The basic idea is to start at any initial point \(\mathbf{x}_0\) and to iteratively update the current point \(\mathbf{x}_t\) in the following way:

\[ \mathbf{x}_{t+1} = \mathbf{x}_t - \eta_t \nabla f(\mathbf{x}_t), \]

where \(\eta_t\) is the learning rate at iteration \(t\). The learning rate controls the step size of each update.

For now, we can think of the learning rate as a small positive constant \(\eta_t = \eta\) that we simply fix for all iterations. However, note that the choice of learning rate is crucial: too small a value can lead to slow convergence, while too large a value can cause divergence or oscillation around the minimum.
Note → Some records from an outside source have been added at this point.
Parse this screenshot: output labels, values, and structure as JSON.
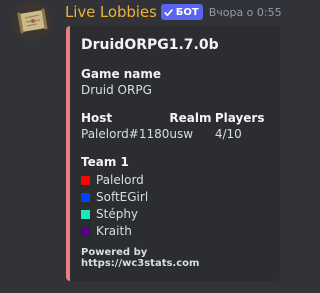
{
  "author": {
    "username": "Live Lobbies",
    "bot_tag": "БОТ",
    "timestamp": "Вчора о 0:55"
  },
  "embed": {
    "accent_color": "#e78284",
    "title": "DruidORPG1.7.0b",
    "game_name": {
      "label": "Game name",
      "value": "Druid ORPG"
    },
    "host": {
      "label": "Host",
      "value": "Palelord#1180"
    },
    "realm": {
      "label": "Realm",
      "value": "usw"
    },
    "players": {
      "label": "Players",
      "value": "4/10"
    },
    "team": {
      "label": "Team 1",
      "members": [
        {
          "name": "Palelord",
          "color": "#ff0303"
        },
        {
          "name": "SoftEGirl",
          "color": "#0042ff"
        },
        {
          "name": "Stéphy",
          "color": "#1ce6b9"
        },
        {
          "name": "Kraith",
          "color": "#540081"
        }
      ]
    },
    "footer": "Powered by https://wc3stats.com"
  }
}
Thus, we will discuss learning rate tuning in more detail later.

We also don’t yet have a good way to determine when to stop iterating. For now, we can simply iterate a fixed number of times, or until the change in the function value is small enough. We will discuss more sophisticated stopping criteria later, when we have a better understanding of the properties of minima.

In the following example we show application of the gradient descent algorithm to the function \(f(x,y)=(x-1)^2+2(y-2)^2+\frac{1}{2}\sin(3x)\sin(3y)\), which has a unique global minimum near \((1,2)\). However, we see that small ripples in the function can cause gradient descent to get stuck in local minima.

../_images/0c4118804ff874981fb0105bce73203a006f0ab615d63085f8b7a90d15a318e1.png

The above figure shows:

Contours of

\[ f(x,y) = (x - 1)^2 + 2(y - 2)^2 + \tfrac12\sin(3x)\sin(3y), \]

which has a unique global minimum near \((1,2)\) but small ripples that create nonconvexity.
Gray arrows, indicating the negative gradient direction at each point.
Colored paths, showing gradient‑descent trajectories started from three different initial points. You can see how each path “flows” downhill along the contours, eventually converging to the basin of the global minimum.

Why this helps build intuition:

Contours are level sets of the cost function. Regions where contours are close together indicate steep slopes, while widely spaced contours are flat.
Gradient arrows point in the direction of greatest decrease. Following them leads you toward a local minimum.
Paths from different starts illustrate how gradient descent navigates toward minima and how nonconvex ripples can slow it down or trap it in local basins.
Adjusting the learning rate or initialization changes these trajectories dramatically—showing why step‑size tuning and good initialization matter in practice.